Adamsoceras Temporal range: Ordovician

Scientific classification
- Kingdom: Animalia
- Phylum: Mollusca
- Class: Cephalopoda
- Subclass: Nautiloidea
- Order: †Actinocerida
- Family: †Wutinoceratidae
- Genus: †Adamsoceras Flower, 1957
- Species: †Adamsoceras holmi Troedsson, 1926 ; †Adamsoceras isabelae Flower, 1957 ;

= Adamsoceras =

Extinct genus of cephalopods

Adamsoceras is a genus of actinocerids of the family Wutinoceratidae, with spheroidal siphuncle segments like Ormoceras, but having a reticular canal system like Wutinoceras. Adamsoceras has a slender, gently expanding, orthoconic shell that is slightly broader than high, i.e. depressed, with close spaced septa that form ventral lobes and a siphuncle that is near the ventral margin.

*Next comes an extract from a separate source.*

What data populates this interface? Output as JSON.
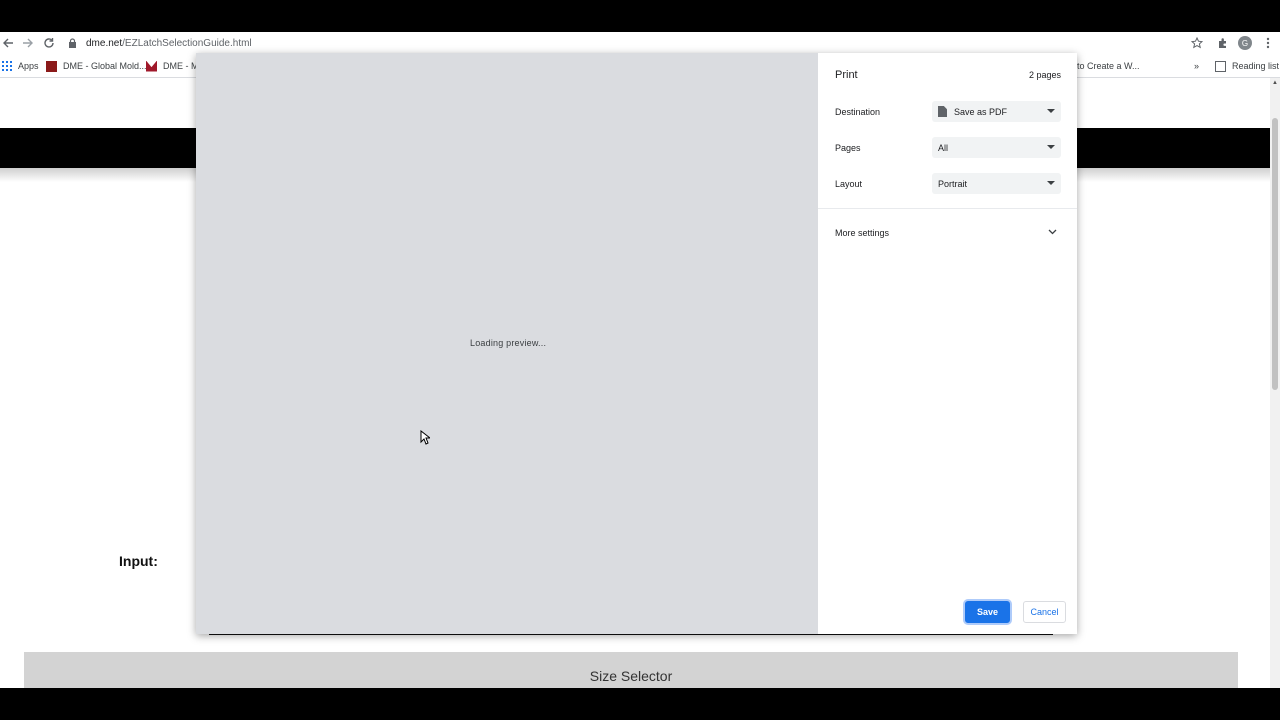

Adamsoceras is known from rocks of Whiterockian age (early Middle Ordovician) in Nevada, the Baltic, Tasmania, and Manchuria. It may have been derived from Wutinoceras, or from a common ancestor, and gave rise to Ormoceras.

The genotype is Adamsoceras isabelae from the upper Pogonip Group in Ikes Canyon in the Toquima Range in Nevada.